Everton chairman Bill Kenwright has stated 'it is not an option' for the club to remain at Goodison Park.
Instead they are investigating the possibility of building a new stadium in Kirkby in partnership with Knowsley Council and supermarket giants Tesco.
Speaking at the annual meeting, Kenwright said: 'I do not want to be the guy who moves Everton away from Goodison Park. I did not want to be the guy that sold Wayne Rooney. I would love to say here forever.
'But it is not an financial option for Everton to remain at Goodison Park. I have also been told by the council it is absolutely impossible to extend the footprint of the club.
'As a board we have to make decisions and when we have made a decision we will go to the supporters.'
However, dozens of shareholders packed into the Brian Labone Suite rejected the idea in a hastily-conducted straw poll.
One said: 'Have the board thought about Everton leaving Liverpool and what that means to the supporters?
'It will be a long-term error to move out of the city limits. It will be a mistake to go to Kirkby.'
The theme continued with another stating: 'We will be putting up the white flag if we move to Kirkby. It will be a disaster and our fan base will be eroded.'
A third shareholder added: 'This is a bit radical. Why can't we move to south Liverpool? Surely that is an option.'
All three parties will look exclusively into the potential opportunities at Kirkby.
Everton say they will not explore any other possible sites at the moment but chief executive Keith Wyness stressed: 'No final decision has yet been taken.

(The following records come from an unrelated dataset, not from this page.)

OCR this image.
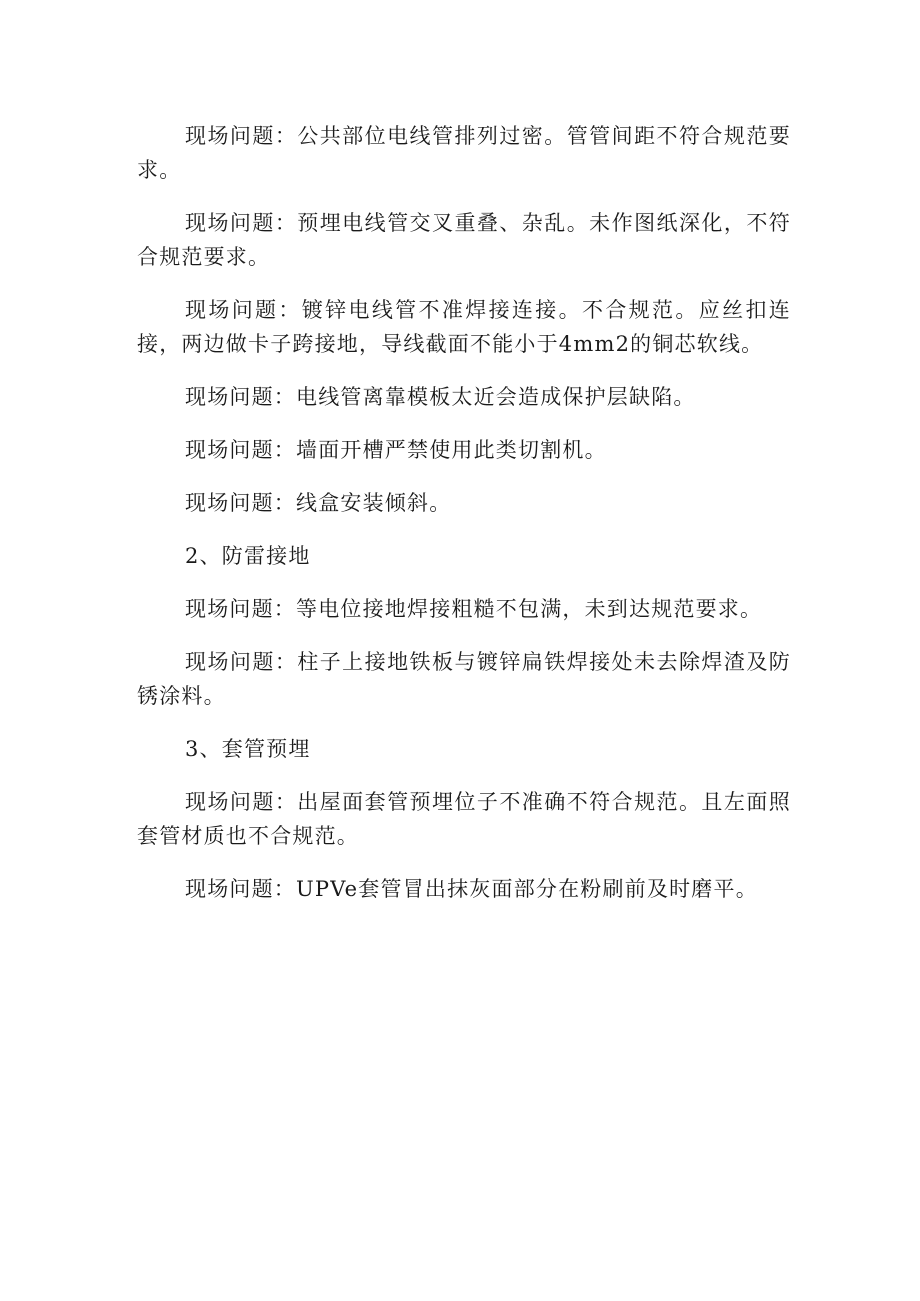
现场问题：公共部位电线管排列过密。管管间距不符合规范要求。

现场问题：预埋电线管交叉重叠、杂乱。未作图纸深化，不符合规范要求。

现场问题：镀锌电线管不准焊接连接。不合规范。应丝扣连接，两边做卡子跨接地，导线截面不能小于4mm2的铜芯软线。

现场问题：电线管离靠模板太近会造成保护层缺陷。

现场问题：墙面开槽严禁使用此类切割机。

现场问题：线盒安装倾斜。

2、防雷接地

现场问题：等电位接地焊接粗糙不包满，未到达规范要求。

现场问题：柱子上接地铁板与镀锌扁铁焊接处未去除焊渣及防锈涂料。

3、套管预埋

现场问题：出屋面套管预埋位子不准确不符合规范。且左面照套管材质也不合规范。

现场问题：UPVe套管冒出抹灰面部分在粉刷前及时磨平。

'This option is just a possibility and one were are pursuing. We believe there is enough merit to examine the situation further and will continue to work hard with our partners.'
Everton also released an official statement which read: 'Everton Football Club have given their full commitment to investigating the feasibility of Kirkby becoming the home of their new stadium and will not explore any other possible sites at this time.
'The three parties will produce a joint business plan that considers all potential elements of the proposed development. This plan will then be reviewed to ensure that it represents the best way forward for all concerned including the local community.

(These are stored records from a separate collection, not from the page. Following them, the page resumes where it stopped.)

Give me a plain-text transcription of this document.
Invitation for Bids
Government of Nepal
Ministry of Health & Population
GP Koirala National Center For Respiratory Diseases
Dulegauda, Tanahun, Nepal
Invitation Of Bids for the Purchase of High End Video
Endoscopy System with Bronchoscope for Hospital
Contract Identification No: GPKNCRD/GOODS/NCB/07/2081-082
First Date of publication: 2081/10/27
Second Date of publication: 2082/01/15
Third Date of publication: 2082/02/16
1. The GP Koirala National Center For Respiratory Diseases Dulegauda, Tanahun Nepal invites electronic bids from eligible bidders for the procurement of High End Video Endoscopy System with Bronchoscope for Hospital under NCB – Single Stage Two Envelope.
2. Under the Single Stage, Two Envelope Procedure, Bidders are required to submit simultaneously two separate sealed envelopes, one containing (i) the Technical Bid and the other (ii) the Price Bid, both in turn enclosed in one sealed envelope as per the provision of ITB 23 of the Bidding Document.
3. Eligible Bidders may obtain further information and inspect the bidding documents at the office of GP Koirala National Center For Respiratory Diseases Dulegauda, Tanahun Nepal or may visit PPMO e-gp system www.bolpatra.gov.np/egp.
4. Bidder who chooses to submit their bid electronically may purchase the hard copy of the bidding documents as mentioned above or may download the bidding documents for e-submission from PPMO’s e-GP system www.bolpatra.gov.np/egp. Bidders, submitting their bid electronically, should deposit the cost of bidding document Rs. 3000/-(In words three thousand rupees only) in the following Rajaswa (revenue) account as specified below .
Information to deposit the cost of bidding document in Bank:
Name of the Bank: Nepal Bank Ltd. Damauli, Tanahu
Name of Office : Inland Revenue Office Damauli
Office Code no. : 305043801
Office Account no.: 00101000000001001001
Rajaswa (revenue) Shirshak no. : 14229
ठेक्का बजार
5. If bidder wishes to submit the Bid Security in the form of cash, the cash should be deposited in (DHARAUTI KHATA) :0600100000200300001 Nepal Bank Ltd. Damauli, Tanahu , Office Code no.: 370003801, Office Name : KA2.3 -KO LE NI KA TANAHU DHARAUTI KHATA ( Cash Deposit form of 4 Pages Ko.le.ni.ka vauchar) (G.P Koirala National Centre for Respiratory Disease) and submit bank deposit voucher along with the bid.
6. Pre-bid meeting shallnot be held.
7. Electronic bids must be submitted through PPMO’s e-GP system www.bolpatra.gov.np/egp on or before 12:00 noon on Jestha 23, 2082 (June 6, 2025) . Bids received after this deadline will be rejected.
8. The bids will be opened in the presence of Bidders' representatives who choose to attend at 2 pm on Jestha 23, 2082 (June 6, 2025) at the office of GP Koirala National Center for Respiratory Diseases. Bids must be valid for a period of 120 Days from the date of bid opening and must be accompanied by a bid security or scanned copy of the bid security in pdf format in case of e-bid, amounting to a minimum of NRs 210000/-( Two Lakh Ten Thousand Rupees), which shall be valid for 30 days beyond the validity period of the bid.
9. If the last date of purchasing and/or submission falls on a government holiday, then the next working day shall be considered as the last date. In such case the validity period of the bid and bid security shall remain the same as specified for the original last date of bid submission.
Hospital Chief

'Everton, Tesco and Knowsley Council are fully committed to involving the community and local businesses in discussions over a potential development in the coming months.'
Everton's turnover for the 2005-2006 financial year was down from £60million to £58.1million but Kenwright, who was re-elected chairman, said 'it was a strong result'.

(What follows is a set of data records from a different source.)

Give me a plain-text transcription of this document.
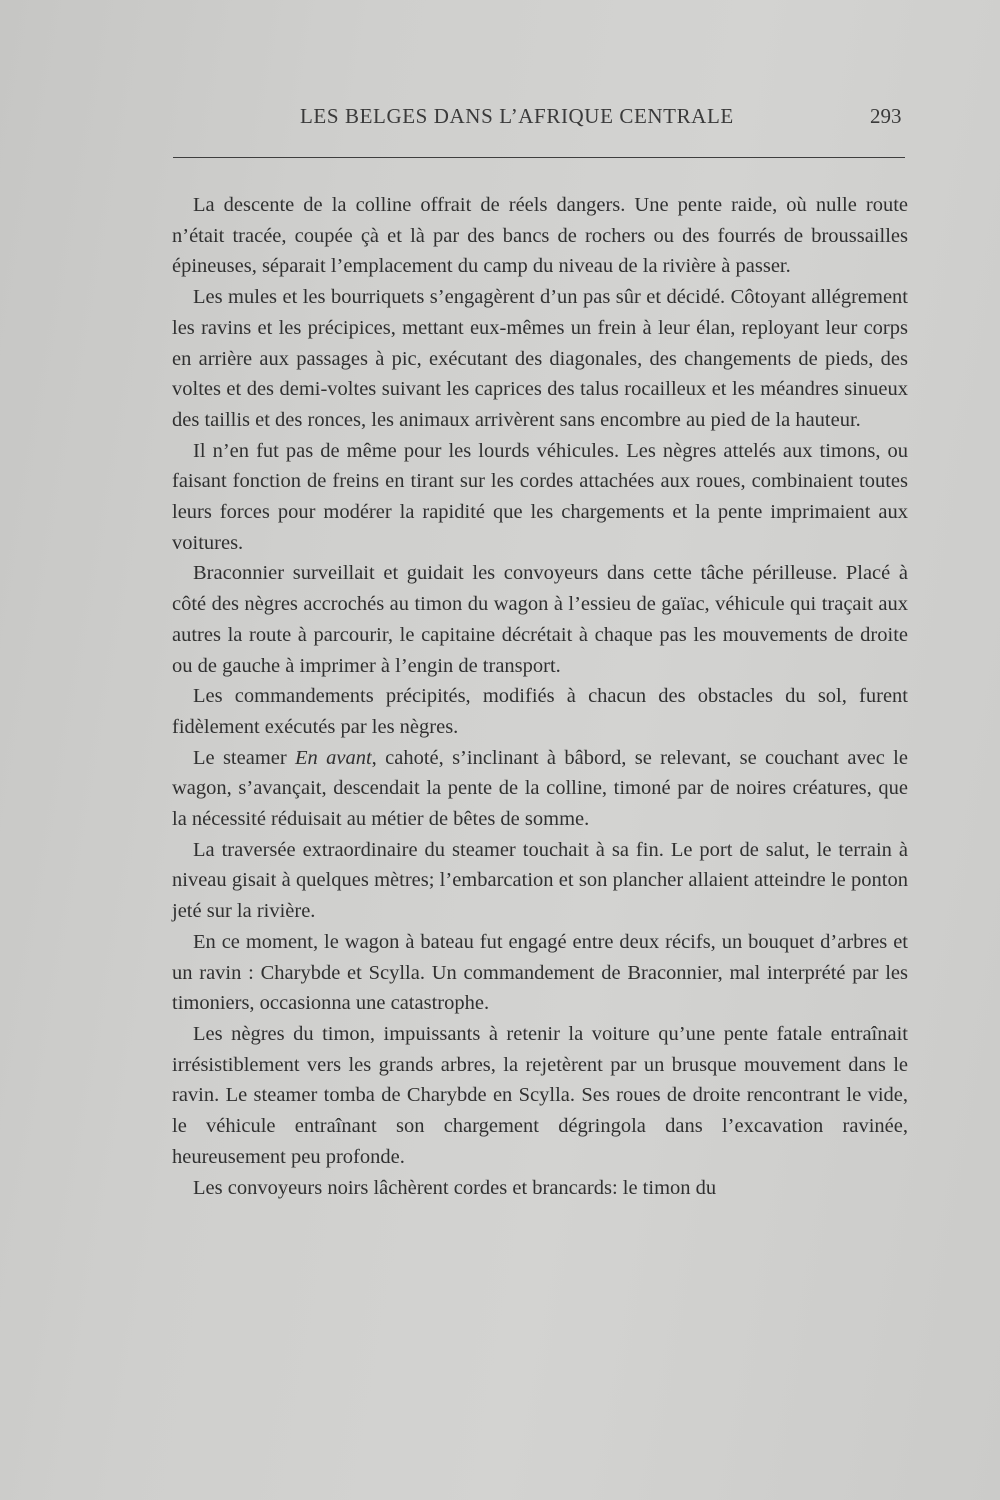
LES BELGES DANS L’AFRIQUE CENTRALE	293

La descente de la colline offrait de réels dangers. Une pente raide, où nulle route n’était tracée, coupée çà et là par des bancs de rochers ou des fourrés de broussailles épineuses, séparait l’emplacement du camp du niveau de la rivière à passer.

Les mules et les bourriquets s’engagèrent d’un pas sûr et décidé. Côtoyant allégrement les ravins et les précipices, mettant eux-mêmes un frein à leur élan, reployant leur corps en arrière aux passages à pic, exécutant des diagonales, des changements de pieds, des voltes et des demi-voltes suivant les caprices des talus rocailleux et les méandres sinueux des taillis et des ronces, les animaux arrivèrent sans encombre au pied de la hauteur.

Il n’en fut pas de même pour les lourds véhicules. Les nègres attelés aux timons, ou faisant fonction de freins en tirant sur les cordes attachées aux roues, combinaient toutes leurs forces pour modérer la rapidité que les chargements et la pente imprimaient aux voitures.

Braconnier surveillait et guidait les convoyeurs dans cette tâche périlleuse. Placé à côté des nègres accrochés au timon du wagon à l’essieu de gaïac, véhicule qui traçait aux autres la route à parcourir, le capitaine décrétait à chaque pas les mouvements de droite ou de gauche à imprimer à l’engin de transport.

Les commandements précipités, modifiés à chacun des obstacles du sol, furent fidèlement exécutés par les nègres.

Le steamer En avant, cahoté, s’inclinant à bâbord, se relevant, se couchant avec le wagon, s’avançait, descendait la pente de la colline, timoné par de noires créatures, que la nécessité réduisait au métier de bêtes de somme.

La traversée extraordinaire du steamer touchait à sa fin. Le port de salut, le terrain à niveau gisait à quelques mètres; l’embarcation et son plancher allaient atteindre le ponton jeté sur la rivière.

En ce moment, le wagon à bateau fut engagé entre deux récifs, un bouquet d’arbres et un ravin : Charybde et Scylla. Un commandement de Braconnier, mal interprété par les timoniers, occasionna une catastrophe.

Les nègres du timon, impuissants à retenir la voiture qu’une pente fatale entraînait irrésistiblement vers les grands arbres, la rejetèrent par un brusque mouvement dans le ravin. Le steamer tomba de Charybde en Scylla. Ses roues de droite rencontrant le vide, le véhicule entraînant son chargement dégringola dans l’excavation ravinée, heureusement peu profonde.

Les convoyeurs noirs lâchèrent cordes et brancards: le timon du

He added: 'Our drop down from a final placing of fourth to 11th last term cost us in terms of lost prize money and television money around £3.2million.
'So the fact that turnover has dropped by £1.9million, year on year, does represent a very strong result.'
The club showed a pre-tax loss of £10.8million compared to a profit of £23.5million the previous year when they sold Rooney to Manchester United for about £27million.
The wage bill increased by 20% from £30million to £37million while the net debt now stands at £21.8million
Meanwhile, the new £13million academy and first team base in Halewood is scheduled to open in the second half of next year.